Citations:vaccicide
Jump to navigation
Jump to search
English citations of vaccicide
Noun: the act of killing a cow
[edit]- 1887, Maj. Gen. David John Falconer Newall, The Highlands of India, volume II: Being a Chronicle of Field Sports and Travel in India, London: Harrison and Sons / Isle of Wight: Brannon and Co., section i: “Cashmere”, chapter iv: ‘A Summer’s Night in Cashmere — Bear Shooting in the Mulberry Groves — Sopûr — Fishing in the Wooler Lake — Sailing up the River Jhelum — Life & Legends in the City of Roses’, page 49:
- Some of the finest grazing land in India is to be seen along the banks of this river, on either side, and it could not but occur to me what magnificent herds of cattle might here be raised; but of course a Hindoo Government would regard as the greatest of crimes any such project; in fact, cow killing in Cashmere is punished as a worse crime than homicide! Travellers to Cashmere in those days — entering the valley by the Shupeyon route — will perhaps remember the skeleton of a man hanging in rusty chains from a prominent bough of the first large tree which met the eye on emerging from the Heerpore pass. That wretch was hanged for vaccicide! We were reminded of that ghastly sight by another still more gruesome: the skeleton of a parricide in a cage on the bank of the river just below the city; the bones rattling in the wind, and crows perched on the gibbet above — a terrible example of Maharajah Golaub Sing’s Draconian laws!
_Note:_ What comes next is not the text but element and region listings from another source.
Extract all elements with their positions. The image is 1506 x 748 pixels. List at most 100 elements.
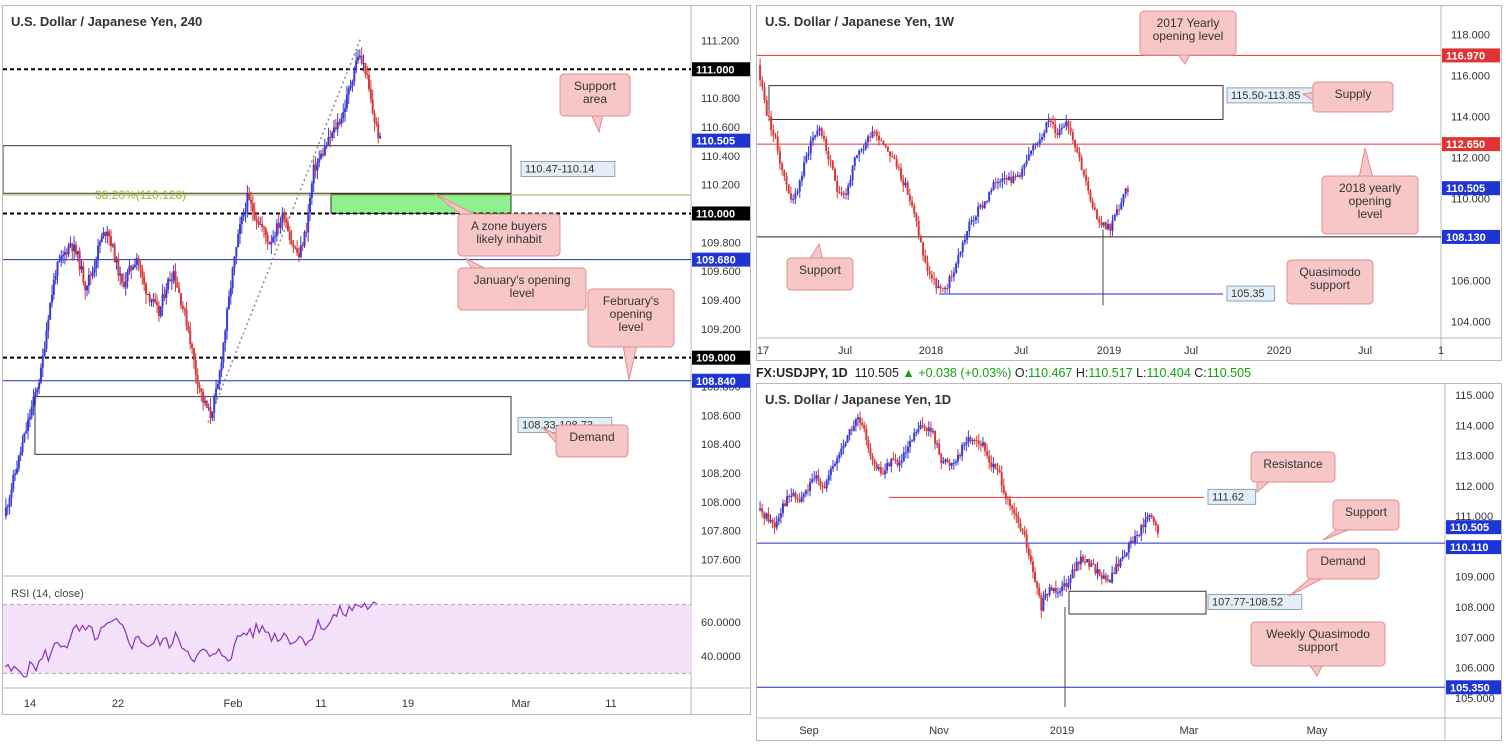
candle-body xyxy=(1087,180,1090,191)
candle-body xyxy=(977,440,980,444)
candle-body xyxy=(242,213,245,217)
candle-body xyxy=(802,494,805,497)
candle-body xyxy=(985,200,988,202)
chart-panel-4h[interactable]: 38.20%(110.128) 111.200 110.800 110.600 110.… xyxy=(2,5,751,715)
candle-body xyxy=(1021,168,1024,177)
candle-body xyxy=(115,258,118,263)
callout-support-box xyxy=(1332,499,1400,531)
y-tick-label: 108.000 xyxy=(1455,602,1495,614)
price-tag: 108.840 xyxy=(696,376,736,388)
candle-body xyxy=(216,384,219,389)
candle-body xyxy=(1056,132,1059,136)
candle-body xyxy=(1002,485,1005,493)
candle-body xyxy=(23,433,26,443)
candle-body xyxy=(36,389,39,393)
candle-body xyxy=(185,309,188,326)
candle-body xyxy=(911,440,914,442)
candle-body xyxy=(1118,209,1121,211)
candle-body xyxy=(1148,514,1151,517)
candle-body xyxy=(990,462,993,468)
candle-body xyxy=(316,162,319,171)
candle-body xyxy=(864,142,867,149)
y-tick-label: 108.600 xyxy=(701,410,741,422)
candle-body xyxy=(369,89,372,100)
candle-body xyxy=(220,362,223,371)
chart-weekly-svg[interactable]: 118.000 116.000 114.000 112.000 110.000 106.0… xyxy=(757,6,1502,361)
candle-body xyxy=(373,113,376,122)
candle-body xyxy=(888,463,891,467)
chart-4h-svg[interactable]: 38.20%(110.128) 111.200 110.800 110.600 110.… xyxy=(3,6,751,715)
candle-body xyxy=(938,443,941,455)
candle-body xyxy=(183,308,186,310)
candle-body xyxy=(862,148,865,151)
chart-daily-svg[interactable]: 115.000114.000113.000112.000111.000109.0… xyxy=(757,384,1502,741)
candle-body xyxy=(122,282,125,288)
callout-support-area-pointer xyxy=(590,113,604,134)
ohlc-symbol: FX:USDJPY, 1D xyxy=(756,366,848,380)
candle-body xyxy=(816,130,819,136)
price-tag: 109.000 xyxy=(696,353,736,365)
candle-body xyxy=(917,428,920,433)
y-tick-label: 110.000 xyxy=(1451,194,1490,206)
candle-body xyxy=(767,513,770,522)
candle-body xyxy=(889,151,892,157)
candle-body xyxy=(117,258,120,276)
candle-body xyxy=(106,231,109,236)
candle-body xyxy=(211,412,214,419)
candle-body xyxy=(358,55,361,58)
candle-body xyxy=(1096,569,1099,574)
candle-body xyxy=(375,121,378,125)
candle-body xyxy=(1126,188,1129,192)
candle-body xyxy=(1038,587,1041,596)
candle-body xyxy=(1125,552,1128,556)
candle-body xyxy=(957,255,960,264)
rsi-label: RSI (14, close) xyxy=(11,588,84,600)
candle-body xyxy=(963,444,966,446)
candle-body xyxy=(1096,209,1099,220)
candle-body xyxy=(95,260,98,268)
candle-body xyxy=(777,517,780,522)
candle-body xyxy=(246,193,249,212)
x-tick-label: Mar xyxy=(512,698,531,710)
candle-body xyxy=(789,193,792,200)
candle-body xyxy=(12,475,15,490)
candle-body xyxy=(1046,593,1049,595)
candle-body xyxy=(1058,129,1061,136)
candle-body xyxy=(270,241,273,245)
chart-panel-weekly[interactable]: 118.000 116.000 114.000 112.000 110.000 106.0… xyxy=(756,5,1502,361)
candle-body xyxy=(32,396,35,407)
candle-body xyxy=(307,212,310,233)
candle-body xyxy=(1094,564,1097,574)
candle-body xyxy=(19,452,22,456)
candle-body xyxy=(929,427,932,432)
candle-body xyxy=(87,274,90,286)
candle-body xyxy=(819,480,822,486)
candle-body xyxy=(279,222,282,228)
callout-2018-level: opening xyxy=(1349,194,1392,208)
candle-body xyxy=(968,222,971,232)
candle-body xyxy=(1136,534,1139,537)
candle-body xyxy=(931,431,934,433)
candle-body xyxy=(244,211,247,214)
candle-body xyxy=(988,455,991,463)
y-tick-label: 106.000 xyxy=(1451,276,1491,288)
candle-body xyxy=(1016,175,1019,177)
callout-support: Support xyxy=(799,263,842,277)
candle-body xyxy=(351,81,354,86)
candle-body xyxy=(65,252,68,255)
candle-body xyxy=(290,240,293,245)
chart-panel-daily[interactable]: 115.000 114.000 113.000 112.000 111.000 109.0… xyxy=(756,383,1502,741)
candle-body xyxy=(39,367,42,383)
candle-body xyxy=(1115,209,1118,215)
candle-body xyxy=(98,241,101,246)
candle-body xyxy=(928,270,931,275)
zone-label-bg xyxy=(1207,488,1257,505)
price-tag: 110.505 xyxy=(1446,183,1485,195)
x-tick-label: Mar xyxy=(1180,725,1199,737)
x-tick-label: Jul xyxy=(1014,345,1028,357)
candle-body xyxy=(838,191,841,193)
candle-body xyxy=(82,266,85,283)
candle-body xyxy=(767,115,770,117)
candle-body xyxy=(1063,126,1066,128)
candle-body xyxy=(30,406,33,417)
- 1900, Mrs Ashley Carus-Wilson, Irene Petrie: Missionary to Kashmir, London: Hodder and Stoughton (third edition, 1901), chapter xi: “With the Boys of Kashmir”, page 249:
- He has a great reverence for the bovine species, for Apis is sacred to the Kashmiri, as it was to the Egyptian, and in Kashmir “vaccicide” is a capital crime.
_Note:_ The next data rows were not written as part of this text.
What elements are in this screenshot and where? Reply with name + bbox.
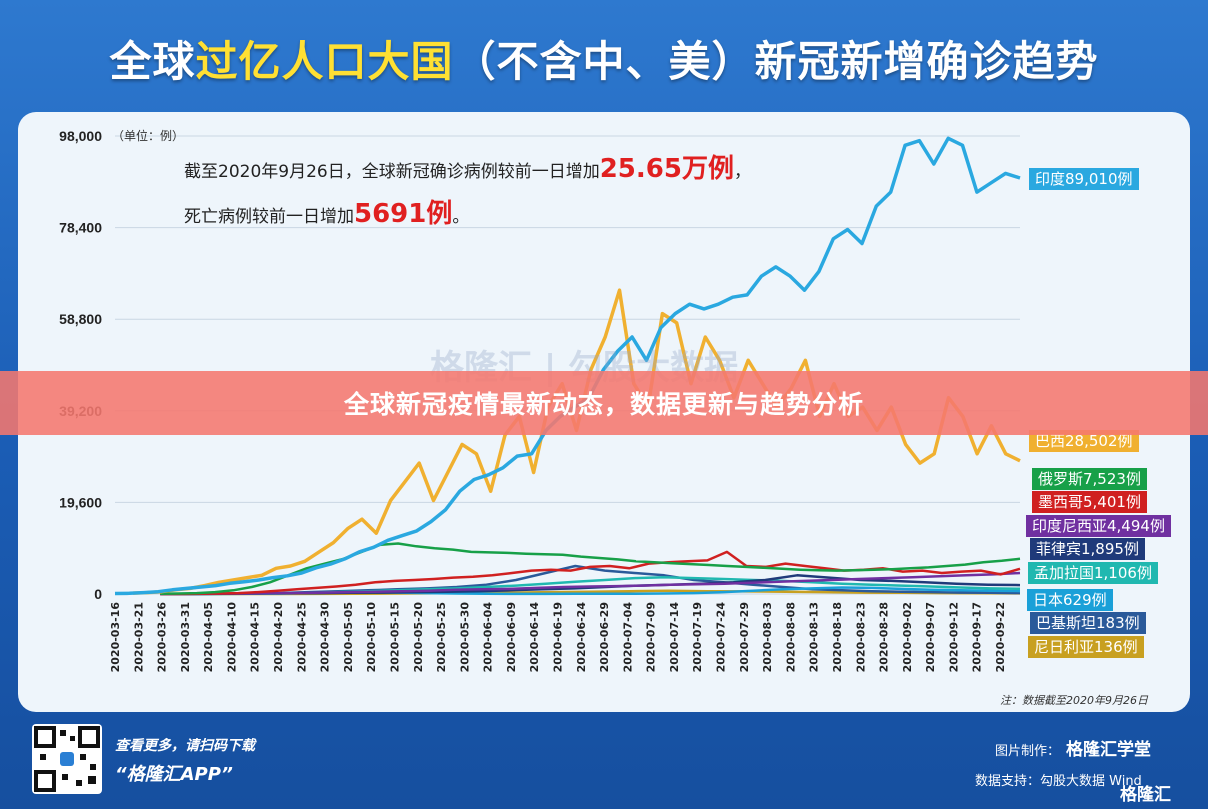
x-tick-label: 2020-07-19 (691, 602, 704, 672)
x-tick-label: 2020-05-30 (458, 602, 471, 673)
y-axis-unit: （单位：例） (112, 129, 185, 143)
x-tick-label: 2020-03-31 (179, 602, 192, 672)
x-tick-label: 2020-08-18 (831, 602, 844, 672)
x-tick-label: 2020-04-20 (272, 602, 285, 673)
legend-label: 巴基斯坦183例 (1030, 612, 1146, 634)
x-tick-label: 2020-05-05 (342, 602, 355, 672)
y-tick-label: 19,600 (59, 494, 102, 510)
legend-label: 巴西28,502例 (1029, 430, 1139, 452)
x-tick-label: 2020-04-25 (295, 602, 308, 672)
scan-hint: 查看更多，请扫码下载 (115, 738, 255, 754)
x-tick-label: 2020-09-02 (901, 602, 914, 672)
x-tick-label: 2020-05-20 (412, 602, 425, 673)
legend-label: 尼日利亚136例 (1028, 636, 1144, 658)
x-tick-label: 2020-05-25 (435, 602, 448, 672)
x-tick-label: 2020-09-17 (971, 602, 984, 672)
legend-label: 日本629例 (1027, 589, 1113, 611)
series-line (160, 571, 1021, 596)
x-tick-label: 2020-08-08 (784, 602, 797, 672)
x-tick-label: 2020-03-16 (109, 602, 122, 673)
x-tick-label: 2020-06-24 (575, 602, 588, 673)
y-tick-label: 0 (94, 586, 102, 602)
legend-label: 菲律宾1,895例 (1030, 538, 1145, 560)
legend-label: 孟加拉国1,106例 (1028, 562, 1158, 584)
x-tick-label: 2020-09-22 (994, 602, 1007, 672)
x-tick-label: 2020-09-12 (947, 602, 960, 672)
annotation-line1: 截至2020年9月26日，全球新冠确诊病例较前一日增加25.65万例， (184, 154, 751, 184)
x-tick-label: 2020-06-29 (598, 602, 611, 672)
x-tick-label: 2020-08-03 (761, 602, 774, 672)
x-tick-label: 2020-07-04 (621, 602, 634, 673)
series-line (160, 542, 1021, 596)
x-tick-label: 2020-04-30 (319, 602, 332, 673)
legend-label: 俄罗斯7,523例 (1032, 468, 1147, 490)
x-tick-label: 2020-06-19 (552, 602, 565, 672)
x-tick-label: 2020-06-04 (482, 602, 495, 673)
legend-label: 印度89,010例 (1029, 168, 1139, 190)
x-tick-label: 2020-06-09 (505, 602, 518, 672)
x-tick-label: 2020-04-05 (202, 602, 215, 672)
y-tick-label: 58,800 (59, 311, 102, 327)
x-tick-label: 2020-07-24 (715, 602, 728, 673)
x-tick-label: 2020-08-13 (808, 602, 821, 672)
made-by: 图片制作： 格隆汇学堂 (995, 740, 1152, 760)
x-tick-label: 2020-08-28 (878, 602, 891, 672)
qr-code-icon[interactable] (32, 724, 102, 794)
x-tick-label: 2020-07-29 (738, 602, 751, 672)
y-tick-label: 78,400 (59, 220, 102, 236)
x-tick-label: 2020-09-07 (924, 602, 937, 672)
x-tick-label: 2020-07-14 (668, 602, 681, 673)
annotation-line2: 死亡病例较前一日增加5691例。 (184, 199, 470, 229)
x-tick-label: 2020-03-21 (132, 602, 145, 672)
series-line (133, 288, 1021, 595)
headline-banner: 全球新冠疫情最新动态，数据更新与趋势分析 (0, 371, 1208, 435)
x-tick-label: 2020-06-14 (528, 602, 541, 673)
x-tick-label: 2020-03-26 (156, 602, 169, 673)
data-support: 数据支持：勾股大数据 Wind (975, 774, 1142, 789)
legend-label: 印度尼西亚4,494例 (1026, 515, 1171, 537)
x-tick-label: 2020-05-10 (365, 602, 378, 673)
page-title: 全球过亿人口大国（不含中、美）新冠新增确诊趋势 (109, 37, 1099, 86)
data-note: 注：数据截至2020年9月26日 (1000, 694, 1148, 707)
x-tick-label: 2020-08-23 (854, 602, 867, 672)
x-tick-label: 2020-07-09 (645, 602, 658, 672)
corner-logo: 格隆汇 (1120, 785, 1171, 805)
app-name: “格隆汇APP” (115, 764, 233, 785)
x-tick-label: 2020-04-10 (225, 602, 238, 673)
x-tick-label: 2020-04-15 (249, 602, 262, 672)
x-tick-label: 2020-05-15 (388, 602, 401, 672)
brand-logo: 格隆汇学堂 (1066, 740, 1152, 760)
legend-label: 墨西哥5,401例 (1032, 491, 1147, 513)
y-tick-label: 98,000 (59, 128, 102, 144)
- 1987, Alfred Phillips, The Lawyer and Society, Ardmoray Publishing, →ISBN (10), →ISBN (13), page 127:
- The users of the term “culpable homicide” are those involved in the criminal law field in Scotland, while the sayers of “vaccicidal” are the inhabitants of Anthony Burgess’ imaginary world. The former term is being used in its literal sense as an aid to precision, the other is being used metaphorically, hyperbolically, purely for effect; Anthony Burgess is not confessing to the crime of culpable vaccicide. Is he then using jargon? He has no need to give a show of learning; he might admit, though, that the sayers of “vaccicidal,” if they existed, would be using jargon.
French citations of vaccicides
Noun: killer of cows
[edit]- 1865, Chérubin Kerdoel, “Le lait de Paris” in the Journal d’agriculture, sciences, lettres et arts, rédigé par des membres de la Société d’Émulation de l’Ain, volume LV, Bourg: Imprimerie de Millier-Bottier, page 372:
- Je veux me passer, en ce moment, la fantasie de jeter une pierre dans le jardin des partisans de la stabulation permanente des vaches, et si je suis trop poli pour les appeler assassins, je n’aurai aucun scrupule de les qualifier de vaccicides. La chose est la même, le mot est plus laid, l’hypocrisie du terme y gagne seule quelque chose.
- At this moment, I wish to dispense with the fantasy of throwing a stone in the garden of the proponents of the permanent stabling of cows, and if I am too polite to call them murderers, I shall have no qualms about qualifying them as vaccicides. The thing is the same, the word is more ugly, the hypocrisy of the term gains only something.